Ingredients:
- 29 oz of vegetable stock
- 3/4 lb. fresh asparagus, washed, trimmed and cut into 1-inch pieces
- 1 Tbsp. unsalted butter
- 1 Tbsp. olive oil
- 2 garlic cloves, minced
- 1 1/2 cups Arborio rice
- 1/2 cup dry white wine
- 1/4 cup freshly grated Parmesan cheese
- Freshly ground pepper
Directions:
- In a medium saucepan, bring the stock to a simmer. Add asparagus and simmer over moderate heat until just cooked, about 90 seconds to 2 minutes, depending upon stalk thickness.
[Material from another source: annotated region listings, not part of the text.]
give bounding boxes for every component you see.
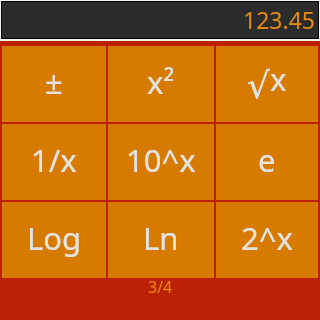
button[interactable]: e xyxy=(216,124,318,200)
staticText: Log xyxy=(27,217,82,259)
staticText: 3/4 xyxy=(148,276,173,298)
button[interactable]: Log xyxy=(2,202,106,278)
staticText: 123.45 xyxy=(243,4,315,35)
button[interactable]: Plus minus xyxy=(2,46,106,122)
button[interactable]: Natural log xyxy=(108,202,214,278)
button[interactable]: Ten to the power of x xyxy=(108,124,214,200)
button[interactable]: Square root of x xyxy=(216,46,318,122)
button[interactable]: One over x xyxy=(2,124,106,200)
staticText: Ln xyxy=(143,217,179,259)
staticText: 10^x xyxy=(126,139,196,181)
button[interactable]: Two to the power of x xyxy=(216,202,318,278)
button[interactable]: Calculator display xyxy=(2,2,318,38)
staticText: 2^x xyxy=(241,217,293,259)
staticText: 1/x xyxy=(31,139,77,181)
staticText: e xyxy=(258,139,276,181)
staticText: x² xyxy=(147,61,175,103)
staticText: ± xyxy=(45,61,63,103)
button[interactable]: x squared xyxy=(108,46,214,122)
staticText: √x xyxy=(247,58,287,106)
Using a slotted spoon, transfer asparagus to a plate. Cover the stock and keep it at barely a simmer.
- In a medium saucepan, melt the butter in the olive oil. Add the garlic and cook over low heat for 1 minute. Add rice and cook over moderate heat, stirring, until it is coated with oil, about 1 minute.
- Add the wine, stir and simmer until almost evaporated, about 2 minutes. Add 1 scant cup of hot stock to the rice, cook and stir often, until it is completely absorbed. Continue to add the stock 1 cup at a time, stirring gently until absorbed.
- The risotto is done when the rice is creamy and tender but still slightly firm, about 20 to 25 minutes. Remove from heat, stir in the asparagus and Parmesan cheese. Season with pepper to taste and serve.